22 are not necessarily transferable to fire sustainability in the field (Fernandes et al. 2008). Fire sustainability studies have been conducted in numerous vegetation types, including grassland (Leonard 2009), buttongrass moorland (Marsden-Smedley et al. 2001), shrublands (Weise et al.

2005) conifer forest surface fuels (Beverly and Wotton 2007; Fernandes et al. 2008) as well as tropical rainforest surface fuels (Uhl et al. 1988), however the capacity for fire to be sustained within cool-temperate rainforest has not been examined.

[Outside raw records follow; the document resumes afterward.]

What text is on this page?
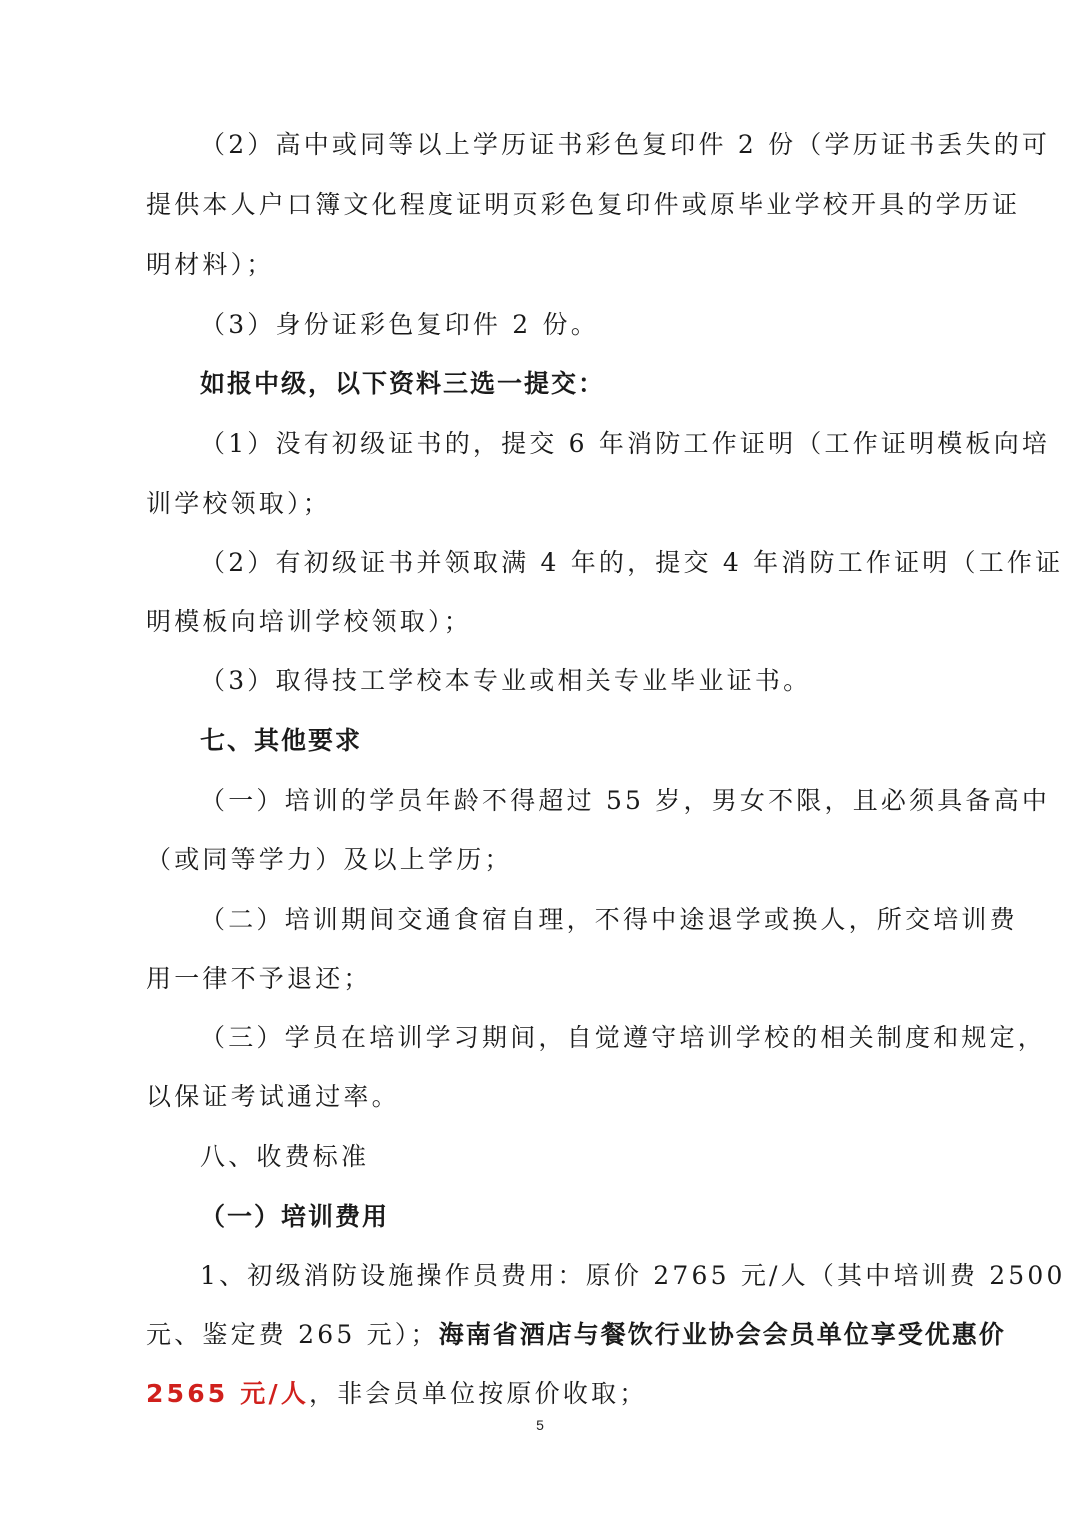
（2）高中或同等以上学历证书彩色复印件 2 份（学历证书丢失的可
提供本人户口簿文化程度证明页彩色复印件或原毕业学校开具的学历证
明材料）；
（3）身份证彩色复印件 2 份。
如报中级，以下资料三选一提交：
（1）没有初级证书的，提交 6 年消防工作证明（工作证明模板向培
训学校领取）；
（2）有初级证书并领取满 4 年的，提交 4 年消防工作证明（工作证
明模板向培训学校领取）；
（3）取得技工学校本专业或相关专业毕业证书。
七、其他要求
（一）培训的学员年龄不得超过 55 岁，男女不限，且必须具备高中
（或同等学力）及以上学历；
（二）培训期间交通食宿自理，不得中途退学或换人，所交培训费
用一律不予退还；
（三）学员在培训学习期间，自觉遵守培训学校的相关制度和规定，
以保证考试通过率。
八、收费标准
（一）培训费用
1、初级消防设施操作员费用：原价 2765 元/人（其中培训费 2500
元、鉴定费 265 元）；海南省酒店与餐饮行业协会会员单位享受优惠价
2565 元/人，非会员单位按原价收取；
5
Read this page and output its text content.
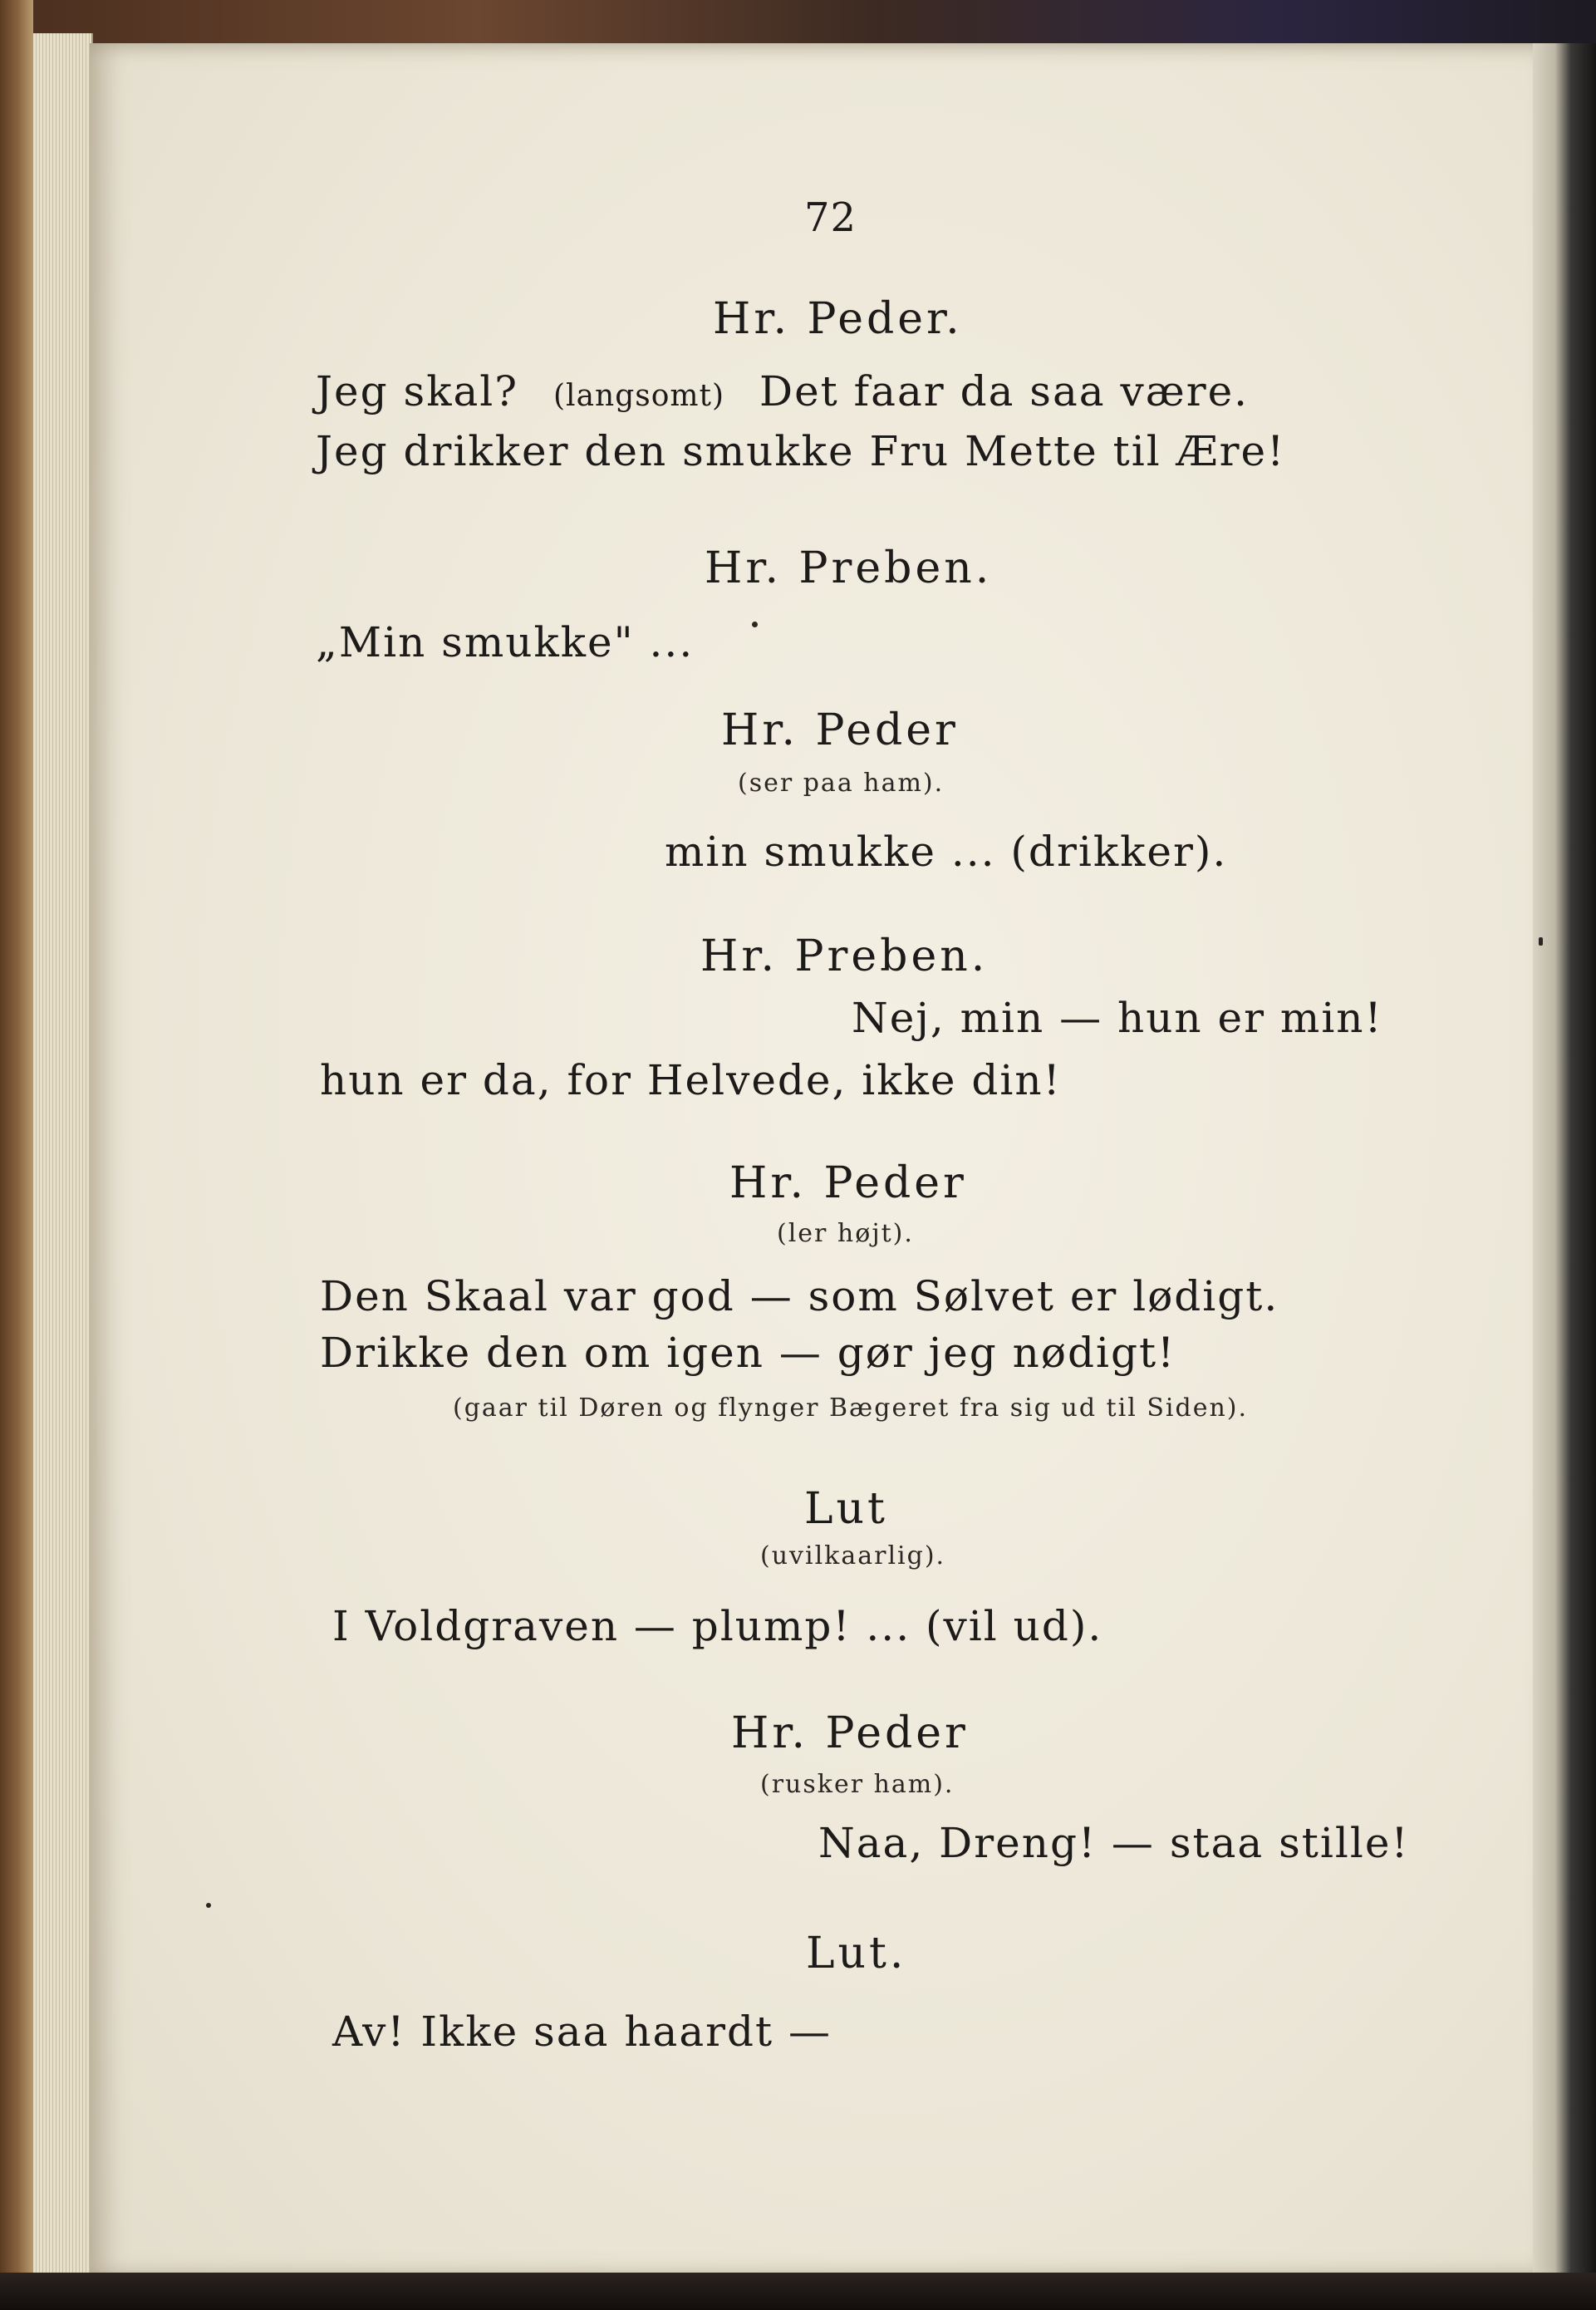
72
Hr. Peder.
Jeg skal? (langsomt) Det faar da saa være.
Jeg drikker den smukke Fru Mette til Ære!
Hr. Preben.
„Min smukke" ...
Hr. Peder
(ser paa ham).
min smukke ... (drikker).
Hr. Preben.
Nej, min — hun er min!
hun er da, for Helvede, ikke din!
Hr. Peder
(ler højt).
Den Skaal var god — som Sølvet er lødigt.
Drikke den om igen — gør jeg nødigt!
(gaar til Døren og flynger Bægeret fra sig ud til Siden).
Lut
(uvilkaarlig).
I Voldgraven — plump! ... (vil ud).
Hr. Peder
(rusker ham).
Naa, Dreng! — staa stille!
Lut.
Av! Ikke saa haardt —
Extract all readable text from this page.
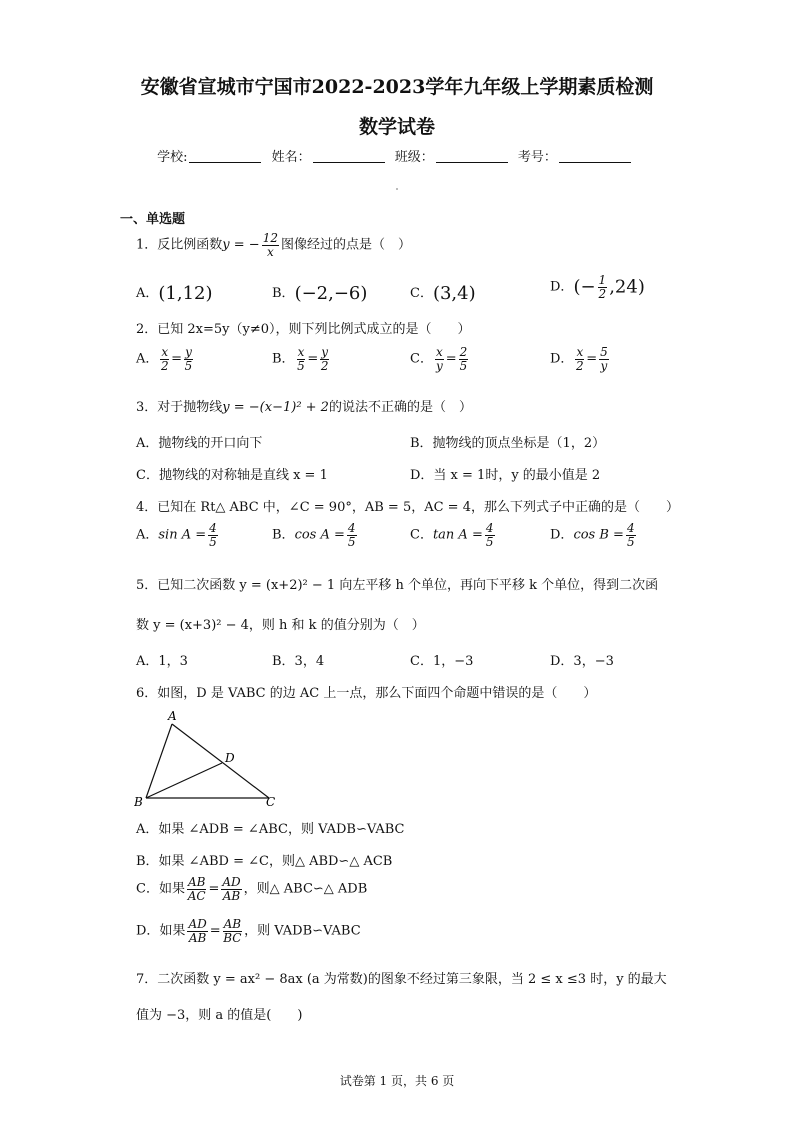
安徽省宣城市宁国市2022-2023学年九年级上学期素质检测
数学试卷
学校:	姓名：	班级：	考号：
一、单选题
1．反比例函数y = − $\frac{12}{x}$ 图像经过的点是（　）
A．(1,12)	B．(−2,−6)	C．(3,4)	D．(− $\frac{1}{2} ,24$)
2．已知 2x=5y（y≠0），则下列比例式成立的是（　　）
A． $\frac{x}{2} = \frac{y}{5}$	B． $\frac{x}{5} = \frac{y}{2}$	C． $\frac{x}{y} = \frac{2}{5}$	D． $\frac{x}{2} = \frac{5}{y}$
3．对于抛物线y = −(x−1)² + 2的说法不正确的是（　）
A．抛物线的开口向下	B．抛物线的顶点坐标是（1，2）
C．抛物线的对称轴是直线 x = 1	D．当 x = 1时，y 的最小值是 2
4．已知在 Rt△ ABC 中，∠C = 90°，AB = 5，AC = 4，那么下列式子中正确的是（　　）
A．$\sin A = \frac{4}{5}$	B．$\cos A = \frac{4}{5}$	C．$\tan A = \frac{4}{5}$	D．$\cos B = \frac{4}{5}$
5．已知二次函数 y = (x+2)² − 1 向左平移 h 个单位，再向下平移 k 个单位，得到二次函
数 y = (x+3)² − 4，则 h 和 k 的值分别为（　）
A．1，3	B．3，4	C．1，−3	D．3，−3
6．如图，D 是 VABC 的边 AC 上一点，那么下面四个命题中错误的是（　　）
A
B	C
D
A．如果 ∠ADB = ∠ABC，则 VADB∽VABC
B．如果 ∠ABD = ∠C，则△ ABD∽△ ACB
C．如果 $\frac{AB}{AC} = \frac{AD}{AB}$ ，则△ ABC∽△ ADB
D．如果 $\frac{AD}{AB} = \frac{AB}{BC}$ ，则 VADB∽VABC
7．二次函数 y = ax² − 8ax (a 为常数)的图象不经过第三象限，当 2 ≤ x ≤3 时，y 的最大
值为 −3，则 a 的值是(　　)
试卷第 1 页，共 6 页
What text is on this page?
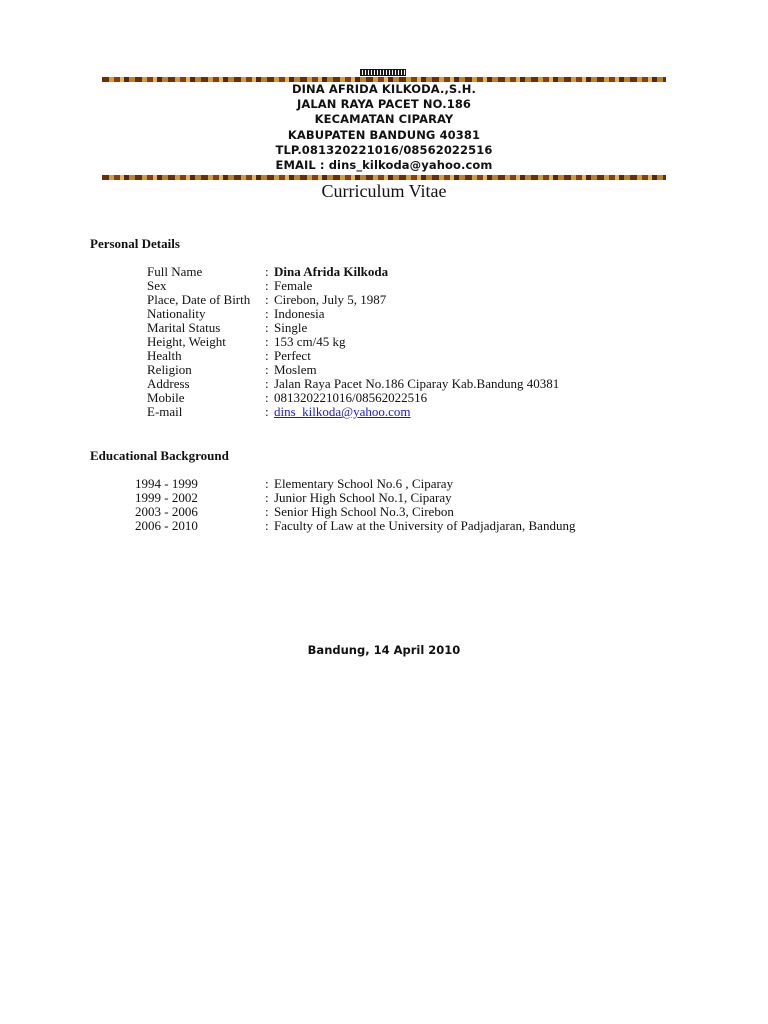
DINA AFRIDA KILKODA.,S.H.
JALAN RAYA PACET NO.186
KECAMATAN CIPARAY
KABUPATEN BANDUNG 40381
TLP.081320221016/08562022516
EMAIL : dins_kilkoda@yahoo.com
Curriculum Vitae
Personal Details
Full Name	: Dina Afrida Kilkoda
Sex	: Female
Place, Date of Birth	: Cirebon, July 5, 1987
Nationality	: Indonesia
Marital Status	: Single
Height, Weight	: 153 cm/45 kg
Health	: Perfect
Religion	: Moslem
Address	: Jalan Raya Pacet No.186 Ciparay Kab.Bandung 40381
Mobile	: 081320221016/08562022516
E-mail	: dins_kilkoda@yahoo.com
Educational Background
1994 - 1999	: Elementary School No.6 , Ciparay
1999 - 2002	: Junior High School No.1, Ciparay
2003 - 2006	: Senior High School No.3, Cirebon
2006 - 2010	: Faculty of Law at the University of Padjadjaran, Bandung
Bandung, 14 April 2010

This chapter aims to determine if leaf and litter material from species that dominate cool- temperate rainforest and mixed forest are less flammable than leaf and litter material from species that occur in surrounding fire dependent ecosystems, such as Banksia marginata scrubland and Eucalyptus coccifera woodland, as well as determining if it is possible to predict flammability from other fuel properties, such as surface area to volume ratio. The chapter also looks at the fuel moisture conditions in a small-scale field based ignition experiment to see how rainforest litter responds to ignition in situ.